15. Explanations for Program Changes or Adjustments

This is a reinstatement request. We are requesting 6,122 total burden hours, a reduction of 637 hours from the previously approved estimate of 6,759 burden hours.

Some modifications were necessary to facilitate online administration of the survey given the proposed multi-mode design for the NSFG going forward. Attachments I1 and J1 provide a summary of the 2022 NSFG’s female and male questionnaire changes by section, relative to the 2017-2019 NSFG, but below are the major substantive and structural changes that have been made for 2022:


For all respondents (female and male):

  • Revised entire instrument to be more inclusive of same-sex spouses and partners, though some questions remain limited to opposite-sex spouses and partners given the NSFG’s long-standing mission to describe sexual activity, contraceptive use, and other factors that relate to pregnancy and births.

  • Reduced the number of questions asking for month/year dates to be reported

  • Scaled back detailed questions in several series including education, surgical sterilization, cancer, HIV testing, employment, and nonbiological parenting

  • Replaced 6-item ACS disability series with 6-item Washington Group Short Set on Functioning (female HD series; male IC series)

  • Added questions on home monitoring of blood pressure.

  • Added questions on adverse childhood experiences and positive childhood experiences that have been found to ameliorate negative outcomes in adulthood.

For female respondents:

  • While still obtaining a basic pregnancy history with dates and outcomes, scaled back pregnancy-specific questions to ask selected questions based on pregnancy outcome, order, and recency; this includes questions in sections B and E.

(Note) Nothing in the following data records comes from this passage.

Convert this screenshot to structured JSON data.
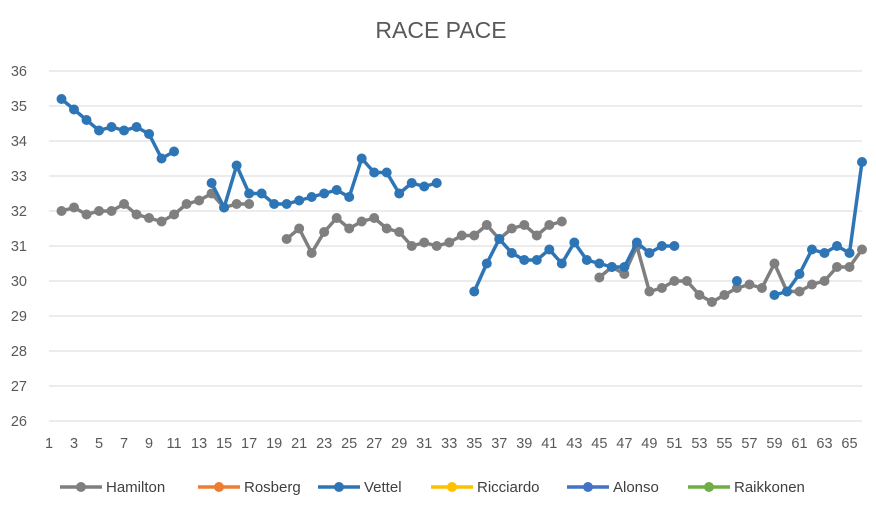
{
  "chart_data": {
    "type": "line",
    "title": "RACE PACE",
    "xlabel": "",
    "ylabel": "",
    "ylim": [
      26,
      36
    ],
    "xlim": [
      1,
      66
    ],
    "yticks": [
      26,
      27,
      28,
      29,
      30,
      31,
      32,
      33,
      34,
      35,
      36
    ],
    "xticks": [
      1,
      3,
      5,
      7,
      9,
      11,
      13,
      15,
      17,
      19,
      21,
      23,
      25,
      27,
      29,
      31,
      33,
      35,
      37,
      39,
      41,
      43,
      45,
      47,
      49,
      51,
      53,
      55,
      57,
      59,
      61,
      63,
      65
    ],
    "grid": "horizontal",
    "legend_position": "bottom",
    "series": [
      {
        "name": "Hamilton",
        "color": "#7f7f7f",
        "points": [
          [
            2,
            32.0
          ],
          [
            3,
            32.1
          ],
          [
            4,
            31.9
          ],
          [
            5,
            32.0
          ],
          [
            6,
            32.0
          ],
          [
            7,
            32.2
          ],
          [
            8,
            31.9
          ],
          [
            9,
            31.8
          ],
          [
            10,
            31.7
          ],
          [
            11,
            31.9
          ],
          [
            12,
            32.2
          ],
          [
            13,
            32.3
          ],
          [
            14,
            32.5
          ],
          [
            15,
            32.1
          ],
          [
            16,
            32.2
          ],
          [
            17,
            32.2
          ],
          [
            20,
            31.2
          ],
          [
            21,
            31.5
          ],
          [
            22,
            30.8
          ],
          [
            23,
            31.4
          ],
          [
            24,
            31.8
          ],
          [
            25,
            31.5
          ],
          [
            26,
            31.7
          ],
          [
            27,
            31.8
          ],
          [
            28,
            31.5
          ],
          [
            29,
            31.4
          ],
          [
            30,
            31.0
          ],
          [
            31,
            31.1
          ],
          [
            32,
            31.0
          ],
          [
            33,
            31.1
          ],
          [
            34,
            31.3
          ],
          [
            35,
            31.3
          ],
          [
            36,
            31.6
          ],
          [
            37,
            31.2
          ],
          [
            38,
            31.5
          ],
          [
            39,
            31.6
          ],
          [
            40,
            31.3
          ],
          [
            41,
            31.6
          ],
          [
            42,
            31.7
          ],
          [
            45,
            30.1
          ],
          [
            46,
            30.4
          ],
          [
            47,
            30.2
          ],
          [
            48,
            31.0
          ],
          [
            49,
            29.7
          ],
          [
            50,
            29.8
          ],
          [
            51,
            30.0
          ],
          [
            52,
            30.0
          ],
          [
            53,
            29.6
          ],
          [
            54,
            29.4
          ],
          [
            55,
            29.6
          ],
          [
            56,
            29.8
          ],
          [
            57,
            29.9
          ],
          [
            58,
            29.8
          ],
          [
            59,
            30.5
          ],
          [
            60,
            29.7
          ],
          [
            61,
            29.7
          ],
          [
            62,
            29.9
          ],
          [
            63,
            30.0
          ],
          [
            64,
            30.4
          ],
          [
            65,
            30.4
          ],
          [
            66,
            30.9
          ]
        ]
      },
      {
        "name": "Rosberg",
        "color": "#ed7d31",
        "points": []
      },
      {
        "name": "Vettel",
        "color": "#2e75b6",
        "points": [
          [
            2,
            35.2
          ],
          [
            3,
            34.9
          ],
          [
            4,
            34.6
          ],
          [
            5,
            34.3
          ],
          [
            6,
            34.4
          ],
          [
            7,
            34.3
          ],
          [
            8,
            34.4
          ],
          [
            9,
            34.2
          ],
          [
            10,
            33.5
          ],
          [
            11,
            33.7
          ],
          [
            14,
            32.8
          ],
          [
            15,
            32.1
          ],
          [
            16,
            33.3
          ],
          [
            17,
            32.5
          ],
          [
            18,
            32.5
          ],
          [
            19,
            32.2
          ],
          [
            20,
            32.2
          ],
          [
            21,
            32.3
          ],
          [
            22,
            32.4
          ],
          [
            23,
            32.5
          ],
          [
            24,
            32.6
          ],
          [
            25,
            32.4
          ],
          [
            26,
            33.5
          ],
          [
            27,
            33.1
          ],
          [
            28,
            33.1
          ],
          [
            29,
            32.5
          ],
          [
            30,
            32.8
          ],
          [
            31,
            32.7
          ],
          [
            32,
            32.8
          ],
          [
            35,
            29.7
          ],
          [
            36,
            30.5
          ],
          [
            37,
            31.2
          ],
          [
            38,
            30.8
          ],
          [
            39,
            30.6
          ],
          [
            40,
            30.6
          ],
          [
            41,
            30.9
          ],
          [
            42,
            30.5
          ],
          [
            43,
            31.1
          ],
          [
            44,
            30.6
          ],
          [
            45,
            30.5
          ],
          [
            46,
            30.4
          ],
          [
            47,
            30.4
          ],
          [
            48,
            31.1
          ],
          [
            49,
            30.8
          ],
          [
            50,
            31.0
          ],
          [
            51,
            31.0
          ],
          [
            56,
            30.0
          ],
          [
            59,
            29.6
          ],
          [
            60,
            29.7
          ],
          [
            61,
            30.2
          ],
          [
            62,
            30.9
          ],
          [
            63,
            30.8
          ],
          [
            64,
            31.0
          ],
          [
            65,
            30.8
          ],
          [
            66,
            33.4
          ]
        ]
      },
      {
        "name": "Ricciardo",
        "color": "#ffc000",
        "points": []
      },
      {
        "name": "Alonso",
        "color": "#4472c4",
        "points": []
      },
      {
        "name": "Raikkonen",
        "color": "#70ad47",
        "points": []
      }
    ]
  }
}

  • Scaled back questions on former cohabiting partners to ask only for 1st former partner.

  • Added questions on menstruation and related medical issues.

For male respondents:

  • Scaled back questions on former wives to ask only for 1st former wife

  • Consolidated all formerly separate series about biological children respondents had with different spouses and partners into a single series (FA).

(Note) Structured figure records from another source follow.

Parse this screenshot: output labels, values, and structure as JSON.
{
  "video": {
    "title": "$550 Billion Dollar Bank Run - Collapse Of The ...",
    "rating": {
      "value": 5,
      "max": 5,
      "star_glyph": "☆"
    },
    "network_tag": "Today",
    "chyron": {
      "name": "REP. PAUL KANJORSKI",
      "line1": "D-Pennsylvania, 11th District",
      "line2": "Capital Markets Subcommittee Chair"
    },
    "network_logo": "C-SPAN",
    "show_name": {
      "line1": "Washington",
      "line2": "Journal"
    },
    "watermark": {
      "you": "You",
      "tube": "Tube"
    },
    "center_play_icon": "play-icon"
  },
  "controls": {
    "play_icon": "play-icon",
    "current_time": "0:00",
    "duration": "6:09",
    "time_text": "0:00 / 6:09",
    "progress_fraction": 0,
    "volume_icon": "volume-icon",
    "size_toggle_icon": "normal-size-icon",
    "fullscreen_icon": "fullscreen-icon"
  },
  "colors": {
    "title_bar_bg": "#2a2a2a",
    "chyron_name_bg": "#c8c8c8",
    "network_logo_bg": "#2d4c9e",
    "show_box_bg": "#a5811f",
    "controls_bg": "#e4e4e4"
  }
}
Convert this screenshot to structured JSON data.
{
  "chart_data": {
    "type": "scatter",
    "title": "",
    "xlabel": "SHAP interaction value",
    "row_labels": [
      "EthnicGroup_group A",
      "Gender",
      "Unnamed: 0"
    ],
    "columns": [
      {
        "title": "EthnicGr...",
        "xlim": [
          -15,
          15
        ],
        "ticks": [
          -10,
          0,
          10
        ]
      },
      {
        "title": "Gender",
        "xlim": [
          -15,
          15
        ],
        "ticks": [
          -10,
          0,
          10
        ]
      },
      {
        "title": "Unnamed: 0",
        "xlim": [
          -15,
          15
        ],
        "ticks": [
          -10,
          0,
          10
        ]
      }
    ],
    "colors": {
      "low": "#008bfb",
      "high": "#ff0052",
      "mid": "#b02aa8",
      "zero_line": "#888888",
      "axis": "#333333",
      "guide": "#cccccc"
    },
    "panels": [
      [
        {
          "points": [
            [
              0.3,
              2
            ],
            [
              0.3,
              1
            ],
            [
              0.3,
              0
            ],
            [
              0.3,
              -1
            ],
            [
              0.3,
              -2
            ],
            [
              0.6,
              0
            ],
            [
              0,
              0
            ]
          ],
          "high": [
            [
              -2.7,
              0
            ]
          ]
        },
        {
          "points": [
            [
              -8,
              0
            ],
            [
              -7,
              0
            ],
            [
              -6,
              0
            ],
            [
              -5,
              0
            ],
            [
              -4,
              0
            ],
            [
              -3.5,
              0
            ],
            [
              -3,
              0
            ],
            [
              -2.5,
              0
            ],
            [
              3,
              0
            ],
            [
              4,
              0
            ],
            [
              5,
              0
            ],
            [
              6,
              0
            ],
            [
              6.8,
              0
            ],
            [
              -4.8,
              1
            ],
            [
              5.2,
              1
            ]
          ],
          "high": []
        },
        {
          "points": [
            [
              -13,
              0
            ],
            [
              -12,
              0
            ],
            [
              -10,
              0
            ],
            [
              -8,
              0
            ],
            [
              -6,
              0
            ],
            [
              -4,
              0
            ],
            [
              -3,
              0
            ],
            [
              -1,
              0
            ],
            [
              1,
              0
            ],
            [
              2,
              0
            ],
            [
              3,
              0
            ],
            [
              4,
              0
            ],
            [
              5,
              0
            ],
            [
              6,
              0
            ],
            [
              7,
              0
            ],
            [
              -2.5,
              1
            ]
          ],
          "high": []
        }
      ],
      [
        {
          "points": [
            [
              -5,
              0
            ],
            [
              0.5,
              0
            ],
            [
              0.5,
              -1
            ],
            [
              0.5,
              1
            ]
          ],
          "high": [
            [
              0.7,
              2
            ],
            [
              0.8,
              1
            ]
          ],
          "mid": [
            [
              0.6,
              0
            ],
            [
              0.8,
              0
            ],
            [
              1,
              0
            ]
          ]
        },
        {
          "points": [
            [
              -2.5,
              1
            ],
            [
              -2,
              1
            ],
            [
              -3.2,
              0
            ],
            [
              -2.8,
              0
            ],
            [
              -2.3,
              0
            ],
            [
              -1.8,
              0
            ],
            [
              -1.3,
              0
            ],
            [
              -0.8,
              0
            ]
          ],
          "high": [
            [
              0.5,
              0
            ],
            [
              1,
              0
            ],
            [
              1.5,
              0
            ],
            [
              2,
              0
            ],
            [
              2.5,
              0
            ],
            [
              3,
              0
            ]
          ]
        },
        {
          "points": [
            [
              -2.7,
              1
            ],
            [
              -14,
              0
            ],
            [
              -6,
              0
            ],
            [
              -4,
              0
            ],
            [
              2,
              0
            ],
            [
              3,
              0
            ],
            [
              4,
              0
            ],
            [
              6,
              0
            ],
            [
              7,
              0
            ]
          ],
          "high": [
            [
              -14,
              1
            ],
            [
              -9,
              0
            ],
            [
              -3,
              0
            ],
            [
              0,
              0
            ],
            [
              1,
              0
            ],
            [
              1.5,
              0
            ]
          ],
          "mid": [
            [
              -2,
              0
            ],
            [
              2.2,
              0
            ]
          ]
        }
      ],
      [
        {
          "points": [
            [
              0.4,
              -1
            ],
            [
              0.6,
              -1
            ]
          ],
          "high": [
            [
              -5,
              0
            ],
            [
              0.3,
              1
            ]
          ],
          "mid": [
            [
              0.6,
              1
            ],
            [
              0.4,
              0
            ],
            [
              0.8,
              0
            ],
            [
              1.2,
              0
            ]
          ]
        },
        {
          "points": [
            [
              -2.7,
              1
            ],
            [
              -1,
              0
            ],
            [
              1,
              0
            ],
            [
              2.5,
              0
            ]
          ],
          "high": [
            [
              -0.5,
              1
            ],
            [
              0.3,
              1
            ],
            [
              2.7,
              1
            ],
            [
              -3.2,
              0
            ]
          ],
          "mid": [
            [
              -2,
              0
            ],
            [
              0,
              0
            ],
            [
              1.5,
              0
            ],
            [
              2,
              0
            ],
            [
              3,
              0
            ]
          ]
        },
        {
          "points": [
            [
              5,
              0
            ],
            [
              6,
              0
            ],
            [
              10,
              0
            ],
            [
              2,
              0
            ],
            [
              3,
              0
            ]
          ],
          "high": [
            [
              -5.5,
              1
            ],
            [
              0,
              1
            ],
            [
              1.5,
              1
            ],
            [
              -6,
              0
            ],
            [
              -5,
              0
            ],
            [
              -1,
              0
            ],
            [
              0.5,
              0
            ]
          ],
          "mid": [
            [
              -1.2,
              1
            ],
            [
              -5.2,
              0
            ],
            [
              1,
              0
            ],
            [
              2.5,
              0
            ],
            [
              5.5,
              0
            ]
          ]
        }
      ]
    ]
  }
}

  • Consolidated all formerly separate series about nonbiological children respondents raised with different spouses and partners into a single, shorter series (FB) focused on children who currently live with him.


16. Plans for Tabulation and Publication and Project Time Schedule


This is a reinstatement request for 0920-0314, with changes. We expect to begin data collection in January 2022, within 1-3 months after approval of this reinstatement, beginning with the mailing of advance letters to households selected for the sample. As done under the previous continuous data collection design, our plan is to prepare and release public-use data and documentation files after every 2-year period of data collection. The goal is to release the first such files, based on data collection for 2022-2023, in December 2024. As done with prior public-use file releases, we will publish a short descriptive report concurrently with the data release. All analyses and published reports based on these data will use statistical software suitable for accounting for the NSFG’s complex survey design. As in the past, analyses will be published in standard NCHS Reports, and well as articles in professional journals. NCHS reports based on the NSFG data will be posted in 508-compliant format on the NSFG webpage.

17. Reason(s) Display of OMB Expiration Date is Inappropriate

The OMB expiration date will be displayed.

18. Exceptions to Certification for Paperwork Reduction Act Submissions

Certifications are included in this submission.



1 "Monitor" means "to acquire, identify, or scan, or to possess, information that is stored on, processed by, or transiting an information system"; "information system" means "a discrete set of information resources organized for the collection, processing, maintenance, use, sharing, dissemination or disposition of information"; "cyber threat indicator" means "information that is necessary to describe or identify security vulnerabilities of an information system, enable the exploitation of a security vulnerability, or unauthorized remote access or use of an information system.